2014 will go down in history as the year of marriage equality.
Same-sex marriage bans have fallen like dominoes across the United States since the Supreme Court ruled in 2013 that the Defense of Marriage Act was unconstitutional. Lower courts have used the rationale in the Windsor v. United States ruling to throw out marriage bans.
The movement towards full marriage equality has been rapid in the past year. The number of states that legally recognized same-sex marriage doubled in 2014. 35 states plus the District of Columbia now recognize same-sex marriage and issue marriage licenses to same-sex couples.
Alaska, Arizona, Colorado, Idaho, Indiana, Illinois, Kansas, Oklahoma, Montana, Nevada, New Mexico, North Carolina, Pennsylvania, South Carolina, Utah, Virginia, Wisconsin, West Virginia, and Wyoming all saw same-sex marriage legalized in 2014.
All of those states, with the exception of Illinois, were the result of court rulings striking down marriage bans.
Over 60 percent of the United States population now reside in states where same-sex marriage is legal.
Indiana saw its ban struck down in June. Marriage licenses were issued in Indiana for several days prior to the state’s appeal. Indiana Governor Mike Pence instructed the state’s agencies to not recognize those marriages.
Ultimately, the 7th Circuit Court of Appeals, which has jurisdiction over Indiana, Illinois and Wisconsin, stuck down the Indiana and Wisconsin bans.
“It was tradition to not allow blacks and whites to marry – a tradition that got swept away,” Judge Richard Posner, a Reagan appointee, said during the hearing. Posner called the state’s same-sex marriage ban “a tradition of hate … and savage discrimination.”

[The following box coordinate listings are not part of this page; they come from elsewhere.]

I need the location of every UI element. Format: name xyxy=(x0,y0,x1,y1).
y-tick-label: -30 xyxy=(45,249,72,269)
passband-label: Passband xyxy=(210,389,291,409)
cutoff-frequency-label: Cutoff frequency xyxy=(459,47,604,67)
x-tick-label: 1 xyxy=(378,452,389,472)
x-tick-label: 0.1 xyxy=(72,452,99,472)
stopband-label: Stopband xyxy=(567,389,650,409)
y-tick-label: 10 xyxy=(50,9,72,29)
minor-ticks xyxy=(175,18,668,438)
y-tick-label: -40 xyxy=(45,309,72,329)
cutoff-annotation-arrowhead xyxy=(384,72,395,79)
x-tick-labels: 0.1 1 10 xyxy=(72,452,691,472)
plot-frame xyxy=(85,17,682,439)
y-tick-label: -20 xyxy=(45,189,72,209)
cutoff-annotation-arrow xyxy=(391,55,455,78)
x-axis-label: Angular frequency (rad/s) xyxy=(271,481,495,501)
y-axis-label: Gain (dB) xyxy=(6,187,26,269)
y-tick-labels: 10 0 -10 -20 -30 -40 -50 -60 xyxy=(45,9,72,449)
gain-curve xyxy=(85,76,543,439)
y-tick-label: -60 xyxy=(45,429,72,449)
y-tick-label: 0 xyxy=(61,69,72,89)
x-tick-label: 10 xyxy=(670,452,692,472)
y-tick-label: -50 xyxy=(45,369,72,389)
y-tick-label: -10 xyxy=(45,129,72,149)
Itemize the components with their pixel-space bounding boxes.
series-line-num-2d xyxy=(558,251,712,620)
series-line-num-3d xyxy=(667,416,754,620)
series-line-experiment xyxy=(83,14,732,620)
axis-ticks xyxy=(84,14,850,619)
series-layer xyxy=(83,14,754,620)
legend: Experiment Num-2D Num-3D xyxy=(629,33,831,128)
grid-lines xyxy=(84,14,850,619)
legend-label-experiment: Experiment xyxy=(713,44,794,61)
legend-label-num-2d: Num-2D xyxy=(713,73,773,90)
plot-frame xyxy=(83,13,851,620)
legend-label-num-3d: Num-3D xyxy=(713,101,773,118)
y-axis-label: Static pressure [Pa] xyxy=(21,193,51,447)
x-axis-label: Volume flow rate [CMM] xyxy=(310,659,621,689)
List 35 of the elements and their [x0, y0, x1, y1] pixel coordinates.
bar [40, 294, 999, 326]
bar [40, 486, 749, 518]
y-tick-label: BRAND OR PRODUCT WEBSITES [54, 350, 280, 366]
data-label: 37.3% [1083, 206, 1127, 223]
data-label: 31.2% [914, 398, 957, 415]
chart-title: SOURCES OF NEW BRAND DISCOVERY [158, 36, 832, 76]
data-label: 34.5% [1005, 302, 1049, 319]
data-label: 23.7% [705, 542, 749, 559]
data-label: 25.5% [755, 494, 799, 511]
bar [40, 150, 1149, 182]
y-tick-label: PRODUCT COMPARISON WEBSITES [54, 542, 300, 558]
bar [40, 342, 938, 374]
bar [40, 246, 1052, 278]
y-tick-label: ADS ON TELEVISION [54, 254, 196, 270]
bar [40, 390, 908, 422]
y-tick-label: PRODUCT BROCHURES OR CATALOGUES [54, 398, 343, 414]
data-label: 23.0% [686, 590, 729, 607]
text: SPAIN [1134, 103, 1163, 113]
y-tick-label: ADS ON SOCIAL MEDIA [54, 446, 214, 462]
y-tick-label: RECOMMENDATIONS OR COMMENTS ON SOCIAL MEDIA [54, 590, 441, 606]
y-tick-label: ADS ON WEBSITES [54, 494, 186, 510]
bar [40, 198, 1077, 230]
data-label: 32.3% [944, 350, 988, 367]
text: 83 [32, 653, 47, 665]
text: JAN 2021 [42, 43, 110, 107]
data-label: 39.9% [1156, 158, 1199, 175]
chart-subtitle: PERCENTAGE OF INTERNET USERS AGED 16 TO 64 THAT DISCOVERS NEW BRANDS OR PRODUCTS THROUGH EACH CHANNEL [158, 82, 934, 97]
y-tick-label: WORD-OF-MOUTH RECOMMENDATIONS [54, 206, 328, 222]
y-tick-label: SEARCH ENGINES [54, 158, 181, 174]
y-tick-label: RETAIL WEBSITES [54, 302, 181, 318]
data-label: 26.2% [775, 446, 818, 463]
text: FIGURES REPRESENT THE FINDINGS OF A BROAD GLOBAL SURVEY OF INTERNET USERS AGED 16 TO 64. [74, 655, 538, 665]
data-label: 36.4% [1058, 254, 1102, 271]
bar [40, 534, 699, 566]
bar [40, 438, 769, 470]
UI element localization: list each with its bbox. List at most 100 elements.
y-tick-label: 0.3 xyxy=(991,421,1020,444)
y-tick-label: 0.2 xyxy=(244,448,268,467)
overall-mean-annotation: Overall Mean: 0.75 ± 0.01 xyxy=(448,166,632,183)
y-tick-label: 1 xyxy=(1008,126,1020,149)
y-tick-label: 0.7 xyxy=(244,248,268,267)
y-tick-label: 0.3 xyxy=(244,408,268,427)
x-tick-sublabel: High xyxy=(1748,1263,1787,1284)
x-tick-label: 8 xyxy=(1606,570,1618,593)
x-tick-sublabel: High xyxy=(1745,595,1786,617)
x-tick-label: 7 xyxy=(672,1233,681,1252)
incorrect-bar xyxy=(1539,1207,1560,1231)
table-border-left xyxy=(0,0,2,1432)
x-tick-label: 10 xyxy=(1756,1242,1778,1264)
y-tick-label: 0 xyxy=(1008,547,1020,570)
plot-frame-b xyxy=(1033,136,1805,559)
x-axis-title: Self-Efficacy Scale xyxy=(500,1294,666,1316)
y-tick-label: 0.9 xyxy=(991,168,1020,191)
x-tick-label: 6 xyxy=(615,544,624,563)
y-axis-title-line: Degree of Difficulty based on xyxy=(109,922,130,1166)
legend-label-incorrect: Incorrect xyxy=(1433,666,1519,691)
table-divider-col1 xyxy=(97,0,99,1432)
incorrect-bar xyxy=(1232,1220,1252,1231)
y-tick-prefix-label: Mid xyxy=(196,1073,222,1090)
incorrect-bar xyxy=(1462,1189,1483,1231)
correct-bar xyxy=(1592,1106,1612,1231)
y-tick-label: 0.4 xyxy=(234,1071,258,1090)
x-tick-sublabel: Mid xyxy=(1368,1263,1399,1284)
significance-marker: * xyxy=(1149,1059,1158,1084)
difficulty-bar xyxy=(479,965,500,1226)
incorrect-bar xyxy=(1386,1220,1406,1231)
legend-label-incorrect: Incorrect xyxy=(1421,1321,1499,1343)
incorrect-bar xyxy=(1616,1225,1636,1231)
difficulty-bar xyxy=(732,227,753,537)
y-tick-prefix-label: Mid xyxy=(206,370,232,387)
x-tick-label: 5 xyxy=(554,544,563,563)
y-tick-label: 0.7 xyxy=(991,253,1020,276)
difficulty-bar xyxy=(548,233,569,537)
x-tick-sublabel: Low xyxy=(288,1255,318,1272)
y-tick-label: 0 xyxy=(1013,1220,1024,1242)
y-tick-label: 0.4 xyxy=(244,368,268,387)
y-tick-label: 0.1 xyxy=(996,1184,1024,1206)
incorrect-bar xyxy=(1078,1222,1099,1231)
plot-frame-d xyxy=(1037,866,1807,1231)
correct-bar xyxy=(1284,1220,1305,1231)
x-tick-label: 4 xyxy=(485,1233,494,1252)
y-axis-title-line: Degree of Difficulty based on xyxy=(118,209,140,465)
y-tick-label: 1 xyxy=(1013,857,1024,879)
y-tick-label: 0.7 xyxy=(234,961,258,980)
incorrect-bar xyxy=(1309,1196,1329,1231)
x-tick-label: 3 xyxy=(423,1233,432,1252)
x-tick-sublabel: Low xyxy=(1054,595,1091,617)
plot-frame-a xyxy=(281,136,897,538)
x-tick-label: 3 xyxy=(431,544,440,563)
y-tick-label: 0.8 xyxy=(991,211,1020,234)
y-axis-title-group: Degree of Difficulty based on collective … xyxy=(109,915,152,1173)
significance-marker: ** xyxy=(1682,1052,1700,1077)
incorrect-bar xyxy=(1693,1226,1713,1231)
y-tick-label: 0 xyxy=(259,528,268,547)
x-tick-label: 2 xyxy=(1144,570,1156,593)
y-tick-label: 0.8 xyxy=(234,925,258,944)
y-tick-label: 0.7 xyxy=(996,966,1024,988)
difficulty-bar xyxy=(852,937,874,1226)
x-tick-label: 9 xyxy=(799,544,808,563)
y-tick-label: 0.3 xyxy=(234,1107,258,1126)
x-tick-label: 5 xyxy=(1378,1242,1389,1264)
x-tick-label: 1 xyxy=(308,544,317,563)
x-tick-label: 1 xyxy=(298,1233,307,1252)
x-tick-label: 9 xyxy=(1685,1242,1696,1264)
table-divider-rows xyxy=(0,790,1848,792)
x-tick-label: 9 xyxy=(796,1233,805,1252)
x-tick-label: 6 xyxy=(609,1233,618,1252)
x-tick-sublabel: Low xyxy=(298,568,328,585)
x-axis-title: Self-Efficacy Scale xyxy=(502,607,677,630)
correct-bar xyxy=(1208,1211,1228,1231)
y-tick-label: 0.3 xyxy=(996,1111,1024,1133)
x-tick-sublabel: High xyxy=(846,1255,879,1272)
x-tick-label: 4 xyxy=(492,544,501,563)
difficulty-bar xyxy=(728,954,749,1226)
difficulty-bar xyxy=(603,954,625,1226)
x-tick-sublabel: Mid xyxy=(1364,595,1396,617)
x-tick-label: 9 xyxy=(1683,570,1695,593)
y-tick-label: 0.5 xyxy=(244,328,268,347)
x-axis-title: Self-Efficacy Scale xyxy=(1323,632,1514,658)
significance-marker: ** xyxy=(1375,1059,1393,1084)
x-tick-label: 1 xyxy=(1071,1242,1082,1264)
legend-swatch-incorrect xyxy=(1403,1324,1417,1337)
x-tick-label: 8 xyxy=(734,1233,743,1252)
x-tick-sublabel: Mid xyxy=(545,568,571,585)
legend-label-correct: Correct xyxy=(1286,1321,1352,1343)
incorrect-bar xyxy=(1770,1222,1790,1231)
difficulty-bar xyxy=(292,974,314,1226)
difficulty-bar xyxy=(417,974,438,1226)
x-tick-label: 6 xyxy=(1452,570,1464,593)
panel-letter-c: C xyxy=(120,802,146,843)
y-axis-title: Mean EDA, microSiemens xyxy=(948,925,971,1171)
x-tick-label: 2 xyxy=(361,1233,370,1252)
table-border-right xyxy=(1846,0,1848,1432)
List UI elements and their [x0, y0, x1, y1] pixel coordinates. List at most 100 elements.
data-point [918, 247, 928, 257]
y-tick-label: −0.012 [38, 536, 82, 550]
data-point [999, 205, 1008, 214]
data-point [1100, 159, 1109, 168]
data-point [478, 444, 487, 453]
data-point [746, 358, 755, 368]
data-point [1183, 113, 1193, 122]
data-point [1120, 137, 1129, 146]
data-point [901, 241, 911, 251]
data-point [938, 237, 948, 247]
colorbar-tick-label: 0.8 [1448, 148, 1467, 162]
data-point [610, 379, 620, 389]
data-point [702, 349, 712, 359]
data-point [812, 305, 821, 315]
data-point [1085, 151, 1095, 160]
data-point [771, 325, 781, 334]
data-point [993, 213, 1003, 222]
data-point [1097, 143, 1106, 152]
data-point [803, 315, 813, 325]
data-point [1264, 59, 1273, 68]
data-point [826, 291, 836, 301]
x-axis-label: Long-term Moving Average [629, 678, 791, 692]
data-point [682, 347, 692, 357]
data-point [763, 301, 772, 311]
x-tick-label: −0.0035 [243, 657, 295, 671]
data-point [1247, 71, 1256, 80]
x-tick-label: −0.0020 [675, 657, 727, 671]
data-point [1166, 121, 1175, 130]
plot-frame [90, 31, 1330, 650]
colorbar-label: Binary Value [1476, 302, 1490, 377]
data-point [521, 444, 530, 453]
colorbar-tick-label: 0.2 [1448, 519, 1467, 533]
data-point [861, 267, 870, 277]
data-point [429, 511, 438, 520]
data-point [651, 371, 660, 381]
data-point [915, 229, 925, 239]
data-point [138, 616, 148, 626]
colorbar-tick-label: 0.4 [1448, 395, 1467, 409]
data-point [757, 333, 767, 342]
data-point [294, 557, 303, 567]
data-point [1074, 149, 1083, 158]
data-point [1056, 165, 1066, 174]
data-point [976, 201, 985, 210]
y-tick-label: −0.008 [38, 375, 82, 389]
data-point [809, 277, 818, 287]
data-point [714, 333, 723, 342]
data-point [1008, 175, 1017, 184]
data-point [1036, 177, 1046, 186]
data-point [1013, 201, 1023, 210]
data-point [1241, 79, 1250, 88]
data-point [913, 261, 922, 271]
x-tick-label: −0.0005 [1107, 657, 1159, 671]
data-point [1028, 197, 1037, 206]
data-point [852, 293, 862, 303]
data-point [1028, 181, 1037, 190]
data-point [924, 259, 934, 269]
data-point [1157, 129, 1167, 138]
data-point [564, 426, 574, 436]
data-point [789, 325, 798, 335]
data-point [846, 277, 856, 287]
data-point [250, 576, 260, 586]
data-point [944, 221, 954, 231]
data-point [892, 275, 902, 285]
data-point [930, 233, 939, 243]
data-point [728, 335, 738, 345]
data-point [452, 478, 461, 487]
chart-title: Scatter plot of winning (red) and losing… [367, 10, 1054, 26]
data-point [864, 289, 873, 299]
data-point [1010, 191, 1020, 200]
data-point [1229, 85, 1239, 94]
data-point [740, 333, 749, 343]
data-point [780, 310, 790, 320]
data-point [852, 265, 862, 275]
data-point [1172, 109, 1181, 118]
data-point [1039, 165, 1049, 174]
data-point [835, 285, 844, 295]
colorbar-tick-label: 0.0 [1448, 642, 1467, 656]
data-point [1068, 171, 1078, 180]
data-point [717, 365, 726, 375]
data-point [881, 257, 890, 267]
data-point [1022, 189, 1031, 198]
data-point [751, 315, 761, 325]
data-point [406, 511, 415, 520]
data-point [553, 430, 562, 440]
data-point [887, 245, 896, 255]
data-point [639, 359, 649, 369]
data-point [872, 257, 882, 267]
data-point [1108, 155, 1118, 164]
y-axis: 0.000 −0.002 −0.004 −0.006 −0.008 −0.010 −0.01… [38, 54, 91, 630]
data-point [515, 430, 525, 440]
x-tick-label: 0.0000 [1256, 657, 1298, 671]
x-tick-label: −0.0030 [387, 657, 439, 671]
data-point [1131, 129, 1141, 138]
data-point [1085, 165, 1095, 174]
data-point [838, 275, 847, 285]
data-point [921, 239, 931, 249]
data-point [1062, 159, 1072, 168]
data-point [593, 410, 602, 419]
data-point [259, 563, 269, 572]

Indiana appealed the ruling to the Supreme Court, which declined to hear the case, paving the way for marriage equality in Indiana and ten other states.
Bans have also been overturned in Arkansas, Mississippi and Texas but the rulings have been stayed pending appeal.
The state of Florida has thus far refused to allow same-sex couples to apply for marriage licenses following a ruling that the state’s ban was unconstitutional. Florida’s attorney general has asked a federal judge to clarify if his ruling applied to all 67 counties.
Only two federal courts have sided with states defending their marriage bans. A federal judge in Louisiana upheld that state’s same-sex marriage ban, while the 6th Circuit Court of Appeals upheld bans in Michigan, Ohio, Kentucky and Tennessee.
The 6th Circuit ruling increases the likelihood that the Supreme Court will make a final decision on the issue in 2015. Same-sex couples have appealed that ruling to the Supreme Court.
If the Supreme Court takes the case and rules in favor of marriage equality, same-sex marriage would become legal in all 50 states.